Our series on farm machinery around the world has returned due to popular demand. Nick Fone looks at the Argentinean ag equipment industry
Q: How many tractors do Argentine farmers buy each year?
A: Last year 6,500 tractors were sold in Argentina. As a means of comparison, in neighbouring Brazil that figure is closer to 40,000 (although their farmed area is three times the size).
The reason for the low figure is the widespread use of direct-drilling and the subsequent reduction in machinery needs. Tractor use is reckoned to have dropped by 60% under zero-tillage regimes and 99% of Argentina’s arable land now falls under this cut-price practice.
Q: How much do farmers pay for diesel?
A: About 4.25 Argentinean Pesos/litre or 60p/litre
Q: Is there an annual tractor road safety test (MOT)?
Q: What is the most popular size of tractor?
A: 150hp 4wd. Again power requirement is relatively low with direct-drilling, even for broadacre kit.
Q: What are the most popular tractor makes?
Q: What % of machinery is imported and how much is made in Argentina?
A: More than 40% is imported, particularly combines and tractors.
Q: Does Argentina export much machinery?
A: In 2010 ag machinery worth 260m dollars was exported. Most was direct drills, self-propelled sprayers and ag-baggers.
Q: What makes would we have heard of in Europe?
A: Pauny is the country’s biggest home-grown tractor brand and makes occasional appearances at European farm machinery shows. Bertini direct-drills are sold in the UK by Cambridgeshire farmer Robert Bruce (Stirtloe Enterprises) and Juri planters are marketed in Europe by Techmagri alongside Cestari chaser-bins.
Combine maker Vassalli signed a joint venture agreement with Same Deutz Fahr in 2008 to start building a range of high output rotary harvesters but those machines are still being tested in European conditions.
Argentine firm Metalfor manufactures a vast range of kit including combines and small tractors plus self-propelled and trailed sprayers, a number of which the company says it has sold into central Europe and Australia.
Q: How many machines do each of the big brands make and sell?

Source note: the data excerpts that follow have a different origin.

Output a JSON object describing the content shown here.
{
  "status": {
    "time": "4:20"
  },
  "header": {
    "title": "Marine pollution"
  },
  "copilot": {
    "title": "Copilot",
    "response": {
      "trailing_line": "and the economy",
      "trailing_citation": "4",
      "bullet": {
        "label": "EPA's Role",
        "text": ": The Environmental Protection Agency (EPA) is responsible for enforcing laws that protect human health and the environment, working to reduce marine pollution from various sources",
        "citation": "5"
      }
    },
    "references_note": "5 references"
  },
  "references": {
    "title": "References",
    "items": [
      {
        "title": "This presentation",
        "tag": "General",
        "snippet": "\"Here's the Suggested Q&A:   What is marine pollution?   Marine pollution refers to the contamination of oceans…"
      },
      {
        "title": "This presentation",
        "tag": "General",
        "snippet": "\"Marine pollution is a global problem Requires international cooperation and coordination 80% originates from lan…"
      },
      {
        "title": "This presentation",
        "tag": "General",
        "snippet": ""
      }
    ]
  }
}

* John Deere has a third of the Argentinean tractor market and 42% of combines. Last year that equated to a total of 1,242 tractors and 531 harvesters. The company also sold 27 of its German-built foragers.
Deere has had a factory in the country since 1958 mainly making engines for its tractors, combines, irrigation pumps and generators built in neighbouring Brazil.
Later this year the company will start assembly of tractors and combines in a new plant in Argentina.
* Case New Holland
CNH sold 1166 Case IH and New Holland tractors last year which represented a 32.7% share of the market.
In Argentina CNH builds combines in both blue and red as well as small-scale tractors for the domestic market. The Fiat-owned giant has just invested in two new plants which will expand the company’s manufacturing in the country to include Case Puma tractors and NH T7s up to 220hp as well as draper combine headers and Fiat Powertrain engines.
Claas doesn’t market its tractors in South America but sells 180 German-built combines and 80 forage harvesters each year in Argentina. It also has a factory making sunflower headers for sales worldwide plus soya bean and wheat cutterbars for local markets.
The Agco-Allis, Massey Ferguson, Valtra and Challenger brands mop up about 2,000 tractor sales each year while about 100 MF and Challenger combines are sold annually alongside US-built Hesston hay and forage equipment.
The Argentinean Agco-Allis factory churns out about 600 tractors a year with three-quarters of parts sourced locally and a quarter coming from neighbouring Brazil. The tractor range runs from 110hp up to 220hp.